On nous a opposé que ces comparaisons n'avaient pas beaucoup de valeur, au motif que l'espace aérien du Benelux et de l'Allemagne, notamment, serait beaucoup plus « chargé » que le nôtre. Je conteste cette assertion : Roissy est le premier aéroport d'Europe pour le nombre de mouvements.

Nous avons également essayé d'apprécier ce que l'on a appelé « l'heure composite », tenant compte à la fois des survols et des opérations d'atterrissage et de décollage par rapport à une composition moyenne du trafic. Elle est calculée par EuroControl pour l'ensemble des États. Bien que les écarts soient un peu plus faibles, la DSNA – direction des services de la navigation aérienne – française reste la moins chère, à 389 euros pour cette heure de vol composite tenant compte, en outre, des opérations terminales ; les Allemands et les Anglais se situent respectivement à 419 euros et à 428 euros, et les Espagnols à 577 euros.

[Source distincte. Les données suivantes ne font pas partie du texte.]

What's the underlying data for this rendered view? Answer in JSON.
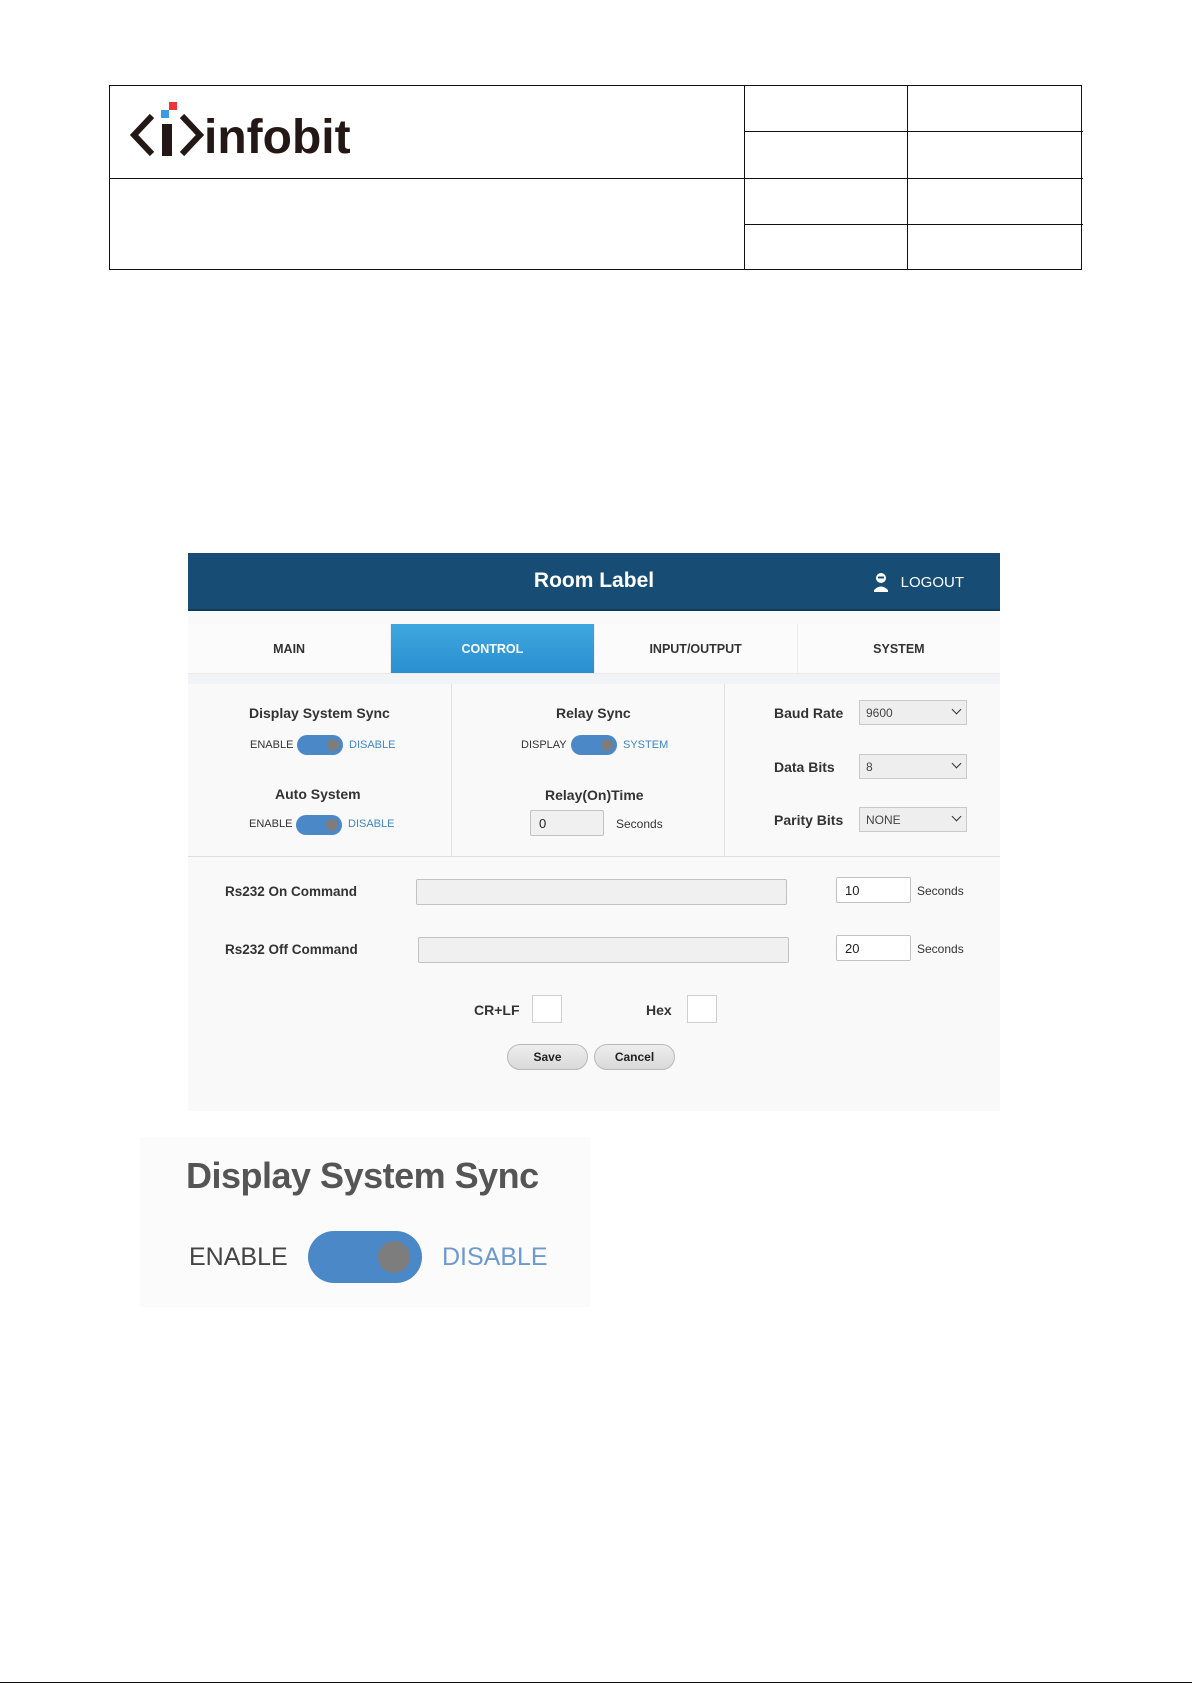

Cela s'explique si l'on rapporte le temps de travail des contrôleurs à leur salaire. Un contrôleur français travaille 155 jours par an en activité effective de contrôle, un contrôleur de l'espace de Maastricht – Benelux et nord de l'Allemagne – 160 jours et un contrôleur suisse 200 jours. Le coût du contrôleur français est de 105 000 euros, celui du contrôleur espagnol est de 330 000 euros – le triple ! –, celui du contrôleur de Maastricht de 184 000 euros, celui du contrôleur allemand de 155 000 euros, celui du contrôleur anglais de 136 000, celui du contrôleur suisse de 140 000 et celui du contrôleur italien de 143 000 euros.

Pour résumer, le contrôleur français n'est certes pas un stakhanoviste, mais son temps de travail n'est pas ridicule si on le compare à celui de ses collègues européens et son niveau de salaire est plus faible, malgré un niveau de formation plutôt plus élevé. L'évaluation du coût rapporté au temps de travail est favorable au système français, sans que la sécurité de notre système n'ait jamais été mise en cause par EuroControl et la qualité de notre service est parmi les meilleures de tous les pays. Ainsi, Charles-de-Gaulle, dont j'ai déjà dit qu'il détenait le record de mouvements en Europe, est rarement dans le « top 20 » des retards, à la différence de Londres. On n'y tourne plus avant de se poser, sauf en situation de crise, et les retards dus au contrôle sont inférieurs à une minute par vol, ce qui fait partie des très bons scores européens.

Voilà pourquoi j'ai réagi parfois un peu vivement à l'article qui mettait en cause notre organisation. Notre système est sûrement critiquable sur certains points, mais pas suffisamment pour le vilipender de cette façon, surtout en comparaison avec la situation dans les autres pays.